A hundred years back, as the Spanish Flu tamed, people wanted to live human, again. And they did. They thought the bold and the audacious, including these epics such as the Empire State Building and the Hoover Dam – both conceptualized during the time. Railroads went amuck on US soil, crisscrossing the country many times over and blanketing city streets. Even if Prohibition was the law of the land, bootleggers made sure you did not stay sedate. Savagery of Jim Crow did not prevent almost half of US black population migrate to the North for better life, or simply for an opportunity to live. US Economy boomed – GDP per capita soared 38% before Great Depression set in. On the flip side, US retreated into self-imposed isolationism that lasted till Pearl Harbor but I am confident that we have learned that lesson.

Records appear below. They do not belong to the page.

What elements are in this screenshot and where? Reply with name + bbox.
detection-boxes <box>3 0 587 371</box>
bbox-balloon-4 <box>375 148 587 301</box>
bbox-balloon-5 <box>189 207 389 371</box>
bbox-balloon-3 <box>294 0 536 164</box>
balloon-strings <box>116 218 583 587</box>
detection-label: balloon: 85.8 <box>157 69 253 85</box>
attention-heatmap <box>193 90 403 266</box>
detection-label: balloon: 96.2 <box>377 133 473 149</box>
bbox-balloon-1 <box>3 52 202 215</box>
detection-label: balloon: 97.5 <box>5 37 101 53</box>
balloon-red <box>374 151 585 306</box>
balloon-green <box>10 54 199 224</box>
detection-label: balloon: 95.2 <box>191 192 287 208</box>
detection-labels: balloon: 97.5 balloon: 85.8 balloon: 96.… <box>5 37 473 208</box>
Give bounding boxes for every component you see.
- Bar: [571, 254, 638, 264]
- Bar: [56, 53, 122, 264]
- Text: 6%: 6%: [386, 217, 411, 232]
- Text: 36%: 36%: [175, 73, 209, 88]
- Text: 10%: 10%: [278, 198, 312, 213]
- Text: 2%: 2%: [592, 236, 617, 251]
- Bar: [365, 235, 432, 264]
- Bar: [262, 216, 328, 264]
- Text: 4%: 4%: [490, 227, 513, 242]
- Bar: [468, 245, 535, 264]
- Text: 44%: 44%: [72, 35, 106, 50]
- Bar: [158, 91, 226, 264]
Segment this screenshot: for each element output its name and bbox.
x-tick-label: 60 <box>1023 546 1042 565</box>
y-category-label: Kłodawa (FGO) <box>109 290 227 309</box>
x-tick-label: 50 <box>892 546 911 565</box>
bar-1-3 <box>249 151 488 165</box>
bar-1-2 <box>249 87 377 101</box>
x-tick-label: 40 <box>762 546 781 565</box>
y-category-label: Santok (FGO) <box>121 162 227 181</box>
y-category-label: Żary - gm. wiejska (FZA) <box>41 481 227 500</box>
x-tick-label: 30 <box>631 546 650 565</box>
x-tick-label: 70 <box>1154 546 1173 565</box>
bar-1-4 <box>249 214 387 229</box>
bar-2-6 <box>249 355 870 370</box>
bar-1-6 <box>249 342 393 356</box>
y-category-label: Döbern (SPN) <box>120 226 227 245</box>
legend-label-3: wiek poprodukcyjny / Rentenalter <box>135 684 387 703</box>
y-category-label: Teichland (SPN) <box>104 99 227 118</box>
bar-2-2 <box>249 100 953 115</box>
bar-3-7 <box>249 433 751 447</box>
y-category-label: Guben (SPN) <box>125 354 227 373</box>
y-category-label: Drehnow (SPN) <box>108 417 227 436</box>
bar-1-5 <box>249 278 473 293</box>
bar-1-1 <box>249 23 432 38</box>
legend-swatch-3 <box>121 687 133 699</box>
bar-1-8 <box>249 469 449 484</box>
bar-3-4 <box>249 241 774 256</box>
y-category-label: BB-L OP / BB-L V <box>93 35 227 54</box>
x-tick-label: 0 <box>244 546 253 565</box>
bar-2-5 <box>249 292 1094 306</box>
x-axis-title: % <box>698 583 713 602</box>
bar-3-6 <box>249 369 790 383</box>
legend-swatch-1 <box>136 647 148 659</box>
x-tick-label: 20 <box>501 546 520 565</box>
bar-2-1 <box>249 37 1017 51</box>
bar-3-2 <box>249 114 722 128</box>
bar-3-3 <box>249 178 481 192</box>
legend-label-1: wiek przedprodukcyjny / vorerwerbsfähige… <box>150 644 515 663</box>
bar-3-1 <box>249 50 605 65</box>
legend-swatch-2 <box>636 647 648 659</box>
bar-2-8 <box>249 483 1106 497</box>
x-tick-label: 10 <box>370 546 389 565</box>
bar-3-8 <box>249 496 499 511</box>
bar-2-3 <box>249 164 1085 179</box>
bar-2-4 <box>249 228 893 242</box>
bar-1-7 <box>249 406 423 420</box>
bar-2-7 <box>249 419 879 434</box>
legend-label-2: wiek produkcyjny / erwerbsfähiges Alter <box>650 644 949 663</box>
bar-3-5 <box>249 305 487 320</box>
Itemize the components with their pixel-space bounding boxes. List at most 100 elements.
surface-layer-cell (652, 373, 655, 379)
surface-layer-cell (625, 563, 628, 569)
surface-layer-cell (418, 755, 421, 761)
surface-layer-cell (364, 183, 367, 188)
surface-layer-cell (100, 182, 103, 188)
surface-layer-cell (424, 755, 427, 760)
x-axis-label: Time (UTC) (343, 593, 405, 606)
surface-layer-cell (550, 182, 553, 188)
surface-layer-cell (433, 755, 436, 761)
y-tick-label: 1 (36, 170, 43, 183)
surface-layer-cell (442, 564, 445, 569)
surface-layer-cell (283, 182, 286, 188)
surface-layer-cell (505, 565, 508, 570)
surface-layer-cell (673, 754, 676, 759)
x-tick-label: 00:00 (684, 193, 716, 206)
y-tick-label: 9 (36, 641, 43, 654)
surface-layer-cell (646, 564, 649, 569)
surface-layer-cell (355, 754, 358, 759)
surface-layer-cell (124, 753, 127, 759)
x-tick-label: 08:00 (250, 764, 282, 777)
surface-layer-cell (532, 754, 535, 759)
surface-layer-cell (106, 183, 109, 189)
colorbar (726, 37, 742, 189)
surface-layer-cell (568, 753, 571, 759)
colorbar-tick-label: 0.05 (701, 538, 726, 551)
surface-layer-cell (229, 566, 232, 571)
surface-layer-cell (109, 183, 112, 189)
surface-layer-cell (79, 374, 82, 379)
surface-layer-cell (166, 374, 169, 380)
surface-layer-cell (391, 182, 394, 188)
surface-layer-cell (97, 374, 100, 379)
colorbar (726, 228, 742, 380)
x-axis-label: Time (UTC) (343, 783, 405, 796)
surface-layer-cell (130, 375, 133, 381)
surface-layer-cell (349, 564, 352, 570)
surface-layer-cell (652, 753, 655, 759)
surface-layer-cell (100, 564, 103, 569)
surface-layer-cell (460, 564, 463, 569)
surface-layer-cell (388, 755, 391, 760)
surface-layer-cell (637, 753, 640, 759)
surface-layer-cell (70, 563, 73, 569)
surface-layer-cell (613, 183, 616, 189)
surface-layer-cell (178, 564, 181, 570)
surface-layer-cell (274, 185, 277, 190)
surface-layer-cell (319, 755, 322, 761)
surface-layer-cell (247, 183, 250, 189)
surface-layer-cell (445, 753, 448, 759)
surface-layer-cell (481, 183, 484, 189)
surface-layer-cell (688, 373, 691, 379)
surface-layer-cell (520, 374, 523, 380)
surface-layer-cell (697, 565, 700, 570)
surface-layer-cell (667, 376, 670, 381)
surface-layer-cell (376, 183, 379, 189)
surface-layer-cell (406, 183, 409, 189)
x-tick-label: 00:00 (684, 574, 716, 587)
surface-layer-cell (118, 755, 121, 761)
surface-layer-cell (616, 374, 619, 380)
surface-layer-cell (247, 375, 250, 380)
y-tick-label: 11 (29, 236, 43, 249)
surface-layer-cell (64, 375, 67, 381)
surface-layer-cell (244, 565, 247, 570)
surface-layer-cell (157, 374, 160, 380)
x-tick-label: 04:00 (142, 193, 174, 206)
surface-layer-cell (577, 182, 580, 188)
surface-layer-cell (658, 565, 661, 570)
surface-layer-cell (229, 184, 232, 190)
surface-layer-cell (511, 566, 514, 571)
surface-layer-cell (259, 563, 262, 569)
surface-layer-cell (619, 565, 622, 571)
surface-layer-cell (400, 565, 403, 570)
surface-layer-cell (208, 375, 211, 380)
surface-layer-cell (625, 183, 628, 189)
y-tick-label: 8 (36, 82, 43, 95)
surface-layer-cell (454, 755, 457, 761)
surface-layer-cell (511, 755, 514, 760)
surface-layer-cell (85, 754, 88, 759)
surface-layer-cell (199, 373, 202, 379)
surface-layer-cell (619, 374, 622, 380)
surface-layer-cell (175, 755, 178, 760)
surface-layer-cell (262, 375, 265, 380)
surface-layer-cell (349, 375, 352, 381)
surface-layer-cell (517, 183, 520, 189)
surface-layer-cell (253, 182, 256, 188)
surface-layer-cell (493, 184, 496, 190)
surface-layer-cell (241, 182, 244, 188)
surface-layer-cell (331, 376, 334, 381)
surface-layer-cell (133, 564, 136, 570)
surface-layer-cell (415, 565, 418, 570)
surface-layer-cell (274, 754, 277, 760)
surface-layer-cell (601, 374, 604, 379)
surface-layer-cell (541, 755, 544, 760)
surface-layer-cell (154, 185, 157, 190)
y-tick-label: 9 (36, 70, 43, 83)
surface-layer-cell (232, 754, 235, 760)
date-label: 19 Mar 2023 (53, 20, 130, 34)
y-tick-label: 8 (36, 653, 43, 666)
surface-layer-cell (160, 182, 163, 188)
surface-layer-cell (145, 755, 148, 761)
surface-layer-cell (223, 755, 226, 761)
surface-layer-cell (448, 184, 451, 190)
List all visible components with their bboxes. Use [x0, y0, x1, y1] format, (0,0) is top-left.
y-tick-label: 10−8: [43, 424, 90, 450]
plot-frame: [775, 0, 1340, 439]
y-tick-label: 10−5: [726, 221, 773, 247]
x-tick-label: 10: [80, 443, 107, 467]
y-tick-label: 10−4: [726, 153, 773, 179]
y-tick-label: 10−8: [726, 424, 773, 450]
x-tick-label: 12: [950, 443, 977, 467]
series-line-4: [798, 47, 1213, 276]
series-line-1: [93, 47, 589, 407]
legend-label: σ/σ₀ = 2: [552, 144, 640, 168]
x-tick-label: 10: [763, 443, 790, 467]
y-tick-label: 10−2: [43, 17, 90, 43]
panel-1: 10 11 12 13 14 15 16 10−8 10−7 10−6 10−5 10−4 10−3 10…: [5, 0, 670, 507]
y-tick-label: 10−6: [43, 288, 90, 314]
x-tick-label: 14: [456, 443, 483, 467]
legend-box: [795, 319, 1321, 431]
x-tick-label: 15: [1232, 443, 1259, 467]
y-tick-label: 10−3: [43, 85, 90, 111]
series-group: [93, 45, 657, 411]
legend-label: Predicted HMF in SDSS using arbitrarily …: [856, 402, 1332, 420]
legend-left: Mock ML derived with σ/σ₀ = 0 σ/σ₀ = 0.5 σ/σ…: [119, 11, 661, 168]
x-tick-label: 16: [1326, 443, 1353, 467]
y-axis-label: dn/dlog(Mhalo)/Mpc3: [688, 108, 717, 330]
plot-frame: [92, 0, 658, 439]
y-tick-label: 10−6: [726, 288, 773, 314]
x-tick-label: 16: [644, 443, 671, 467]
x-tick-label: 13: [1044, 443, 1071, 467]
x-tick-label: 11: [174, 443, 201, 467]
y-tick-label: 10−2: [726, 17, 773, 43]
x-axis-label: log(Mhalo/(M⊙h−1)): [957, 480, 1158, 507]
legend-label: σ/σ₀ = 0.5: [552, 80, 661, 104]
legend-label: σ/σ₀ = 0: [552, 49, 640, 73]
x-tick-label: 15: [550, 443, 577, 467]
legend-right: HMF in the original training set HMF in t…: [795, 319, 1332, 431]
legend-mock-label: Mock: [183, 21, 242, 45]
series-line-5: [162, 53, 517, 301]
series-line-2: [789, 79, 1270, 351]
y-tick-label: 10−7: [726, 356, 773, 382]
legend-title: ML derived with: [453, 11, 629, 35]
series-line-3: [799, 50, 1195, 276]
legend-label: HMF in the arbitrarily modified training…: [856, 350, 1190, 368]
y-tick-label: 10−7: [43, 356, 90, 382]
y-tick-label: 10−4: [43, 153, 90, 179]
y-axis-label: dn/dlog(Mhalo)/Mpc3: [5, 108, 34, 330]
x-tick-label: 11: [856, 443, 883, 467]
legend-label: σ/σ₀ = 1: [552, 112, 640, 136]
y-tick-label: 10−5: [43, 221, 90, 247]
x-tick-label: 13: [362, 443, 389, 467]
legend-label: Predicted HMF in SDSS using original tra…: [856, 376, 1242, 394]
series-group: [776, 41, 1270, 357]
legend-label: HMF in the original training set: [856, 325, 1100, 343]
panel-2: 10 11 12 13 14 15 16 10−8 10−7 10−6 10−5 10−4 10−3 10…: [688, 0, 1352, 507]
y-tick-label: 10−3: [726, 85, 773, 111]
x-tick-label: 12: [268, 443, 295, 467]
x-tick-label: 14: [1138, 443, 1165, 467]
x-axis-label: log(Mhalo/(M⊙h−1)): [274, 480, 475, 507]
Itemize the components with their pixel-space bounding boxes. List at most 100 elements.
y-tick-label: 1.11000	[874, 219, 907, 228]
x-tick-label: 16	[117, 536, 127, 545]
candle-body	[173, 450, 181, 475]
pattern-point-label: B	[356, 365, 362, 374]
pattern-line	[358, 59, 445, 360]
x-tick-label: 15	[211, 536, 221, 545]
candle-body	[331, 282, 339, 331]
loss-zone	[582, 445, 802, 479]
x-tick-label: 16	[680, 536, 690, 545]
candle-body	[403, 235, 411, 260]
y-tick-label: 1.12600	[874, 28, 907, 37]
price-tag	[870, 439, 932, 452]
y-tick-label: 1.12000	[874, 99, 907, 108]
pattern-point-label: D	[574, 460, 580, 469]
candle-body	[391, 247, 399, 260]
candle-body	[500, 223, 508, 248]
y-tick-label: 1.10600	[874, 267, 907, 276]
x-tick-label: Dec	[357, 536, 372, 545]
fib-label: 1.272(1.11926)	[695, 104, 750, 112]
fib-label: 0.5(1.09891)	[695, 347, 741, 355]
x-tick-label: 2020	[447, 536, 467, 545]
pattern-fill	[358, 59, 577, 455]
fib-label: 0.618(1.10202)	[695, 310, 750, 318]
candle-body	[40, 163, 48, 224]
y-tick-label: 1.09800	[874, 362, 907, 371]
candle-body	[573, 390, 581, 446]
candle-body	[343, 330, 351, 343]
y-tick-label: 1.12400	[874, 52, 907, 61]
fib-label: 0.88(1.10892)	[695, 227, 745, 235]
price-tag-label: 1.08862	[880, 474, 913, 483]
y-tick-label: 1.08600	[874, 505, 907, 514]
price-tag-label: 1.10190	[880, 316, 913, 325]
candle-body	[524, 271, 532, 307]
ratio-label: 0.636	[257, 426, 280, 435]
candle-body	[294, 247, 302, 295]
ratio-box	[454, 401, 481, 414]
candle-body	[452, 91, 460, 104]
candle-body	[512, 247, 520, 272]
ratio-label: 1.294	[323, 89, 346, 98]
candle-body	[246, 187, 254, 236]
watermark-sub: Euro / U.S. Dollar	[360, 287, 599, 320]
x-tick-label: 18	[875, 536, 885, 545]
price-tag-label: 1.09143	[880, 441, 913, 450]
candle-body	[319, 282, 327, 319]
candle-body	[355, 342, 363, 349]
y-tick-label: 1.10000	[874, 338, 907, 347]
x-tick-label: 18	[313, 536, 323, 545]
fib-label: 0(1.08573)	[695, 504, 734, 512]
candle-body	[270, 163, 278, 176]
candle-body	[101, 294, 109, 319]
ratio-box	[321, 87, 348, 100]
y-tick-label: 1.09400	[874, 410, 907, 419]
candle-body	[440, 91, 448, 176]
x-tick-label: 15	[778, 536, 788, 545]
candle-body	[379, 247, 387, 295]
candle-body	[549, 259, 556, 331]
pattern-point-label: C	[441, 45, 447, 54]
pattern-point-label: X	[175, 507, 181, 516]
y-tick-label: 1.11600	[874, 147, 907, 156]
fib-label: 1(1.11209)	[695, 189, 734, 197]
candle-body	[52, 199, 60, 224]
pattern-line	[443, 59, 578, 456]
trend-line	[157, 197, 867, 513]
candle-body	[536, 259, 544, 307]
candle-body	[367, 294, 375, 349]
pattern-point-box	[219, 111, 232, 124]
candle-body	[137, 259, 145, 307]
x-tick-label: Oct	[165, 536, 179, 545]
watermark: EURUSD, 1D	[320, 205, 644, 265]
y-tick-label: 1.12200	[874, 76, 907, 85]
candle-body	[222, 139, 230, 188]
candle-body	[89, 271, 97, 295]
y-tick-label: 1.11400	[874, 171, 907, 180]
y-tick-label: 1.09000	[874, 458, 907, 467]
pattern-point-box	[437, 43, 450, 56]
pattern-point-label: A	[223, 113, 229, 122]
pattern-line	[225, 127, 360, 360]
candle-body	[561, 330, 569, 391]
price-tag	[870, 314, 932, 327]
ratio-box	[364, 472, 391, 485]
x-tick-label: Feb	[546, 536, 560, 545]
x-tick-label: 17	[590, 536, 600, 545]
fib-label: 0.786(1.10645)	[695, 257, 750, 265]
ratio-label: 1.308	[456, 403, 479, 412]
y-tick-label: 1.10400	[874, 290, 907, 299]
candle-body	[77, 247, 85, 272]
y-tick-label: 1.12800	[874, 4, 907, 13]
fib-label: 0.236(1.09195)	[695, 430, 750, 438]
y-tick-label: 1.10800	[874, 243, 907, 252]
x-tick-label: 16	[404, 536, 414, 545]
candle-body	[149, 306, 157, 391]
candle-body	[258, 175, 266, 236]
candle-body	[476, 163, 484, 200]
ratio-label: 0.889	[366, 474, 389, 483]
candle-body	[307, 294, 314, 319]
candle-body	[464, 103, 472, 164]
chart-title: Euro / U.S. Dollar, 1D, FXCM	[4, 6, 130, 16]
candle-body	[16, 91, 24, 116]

Big opportunities are knocking our doors, and I am praying Biden does not turn a deaf ear. This time we will invest in global relationships and technologies, and great programs that better our lives, elevate our experiences, provide better tools to handle challenges of the day after, and make us a more perfect union. We will again, proudly, be the beacon of hope, the shining city, for all around the globe who dare to have a dream of life, liberty and the pursuit of better lives for their children.
This time we will live and live better. Roaring 20’s are almost here, again! I am thankful for that.
[Partha Chakraborty is an Indian-born immigrant; a naturalized US Citizen since 2018. Educated in India and at Cornell University, Partha is currently an entrepreneur in water technologies, Blockchain and wealth management in the US and in India. The views expressed are his own.]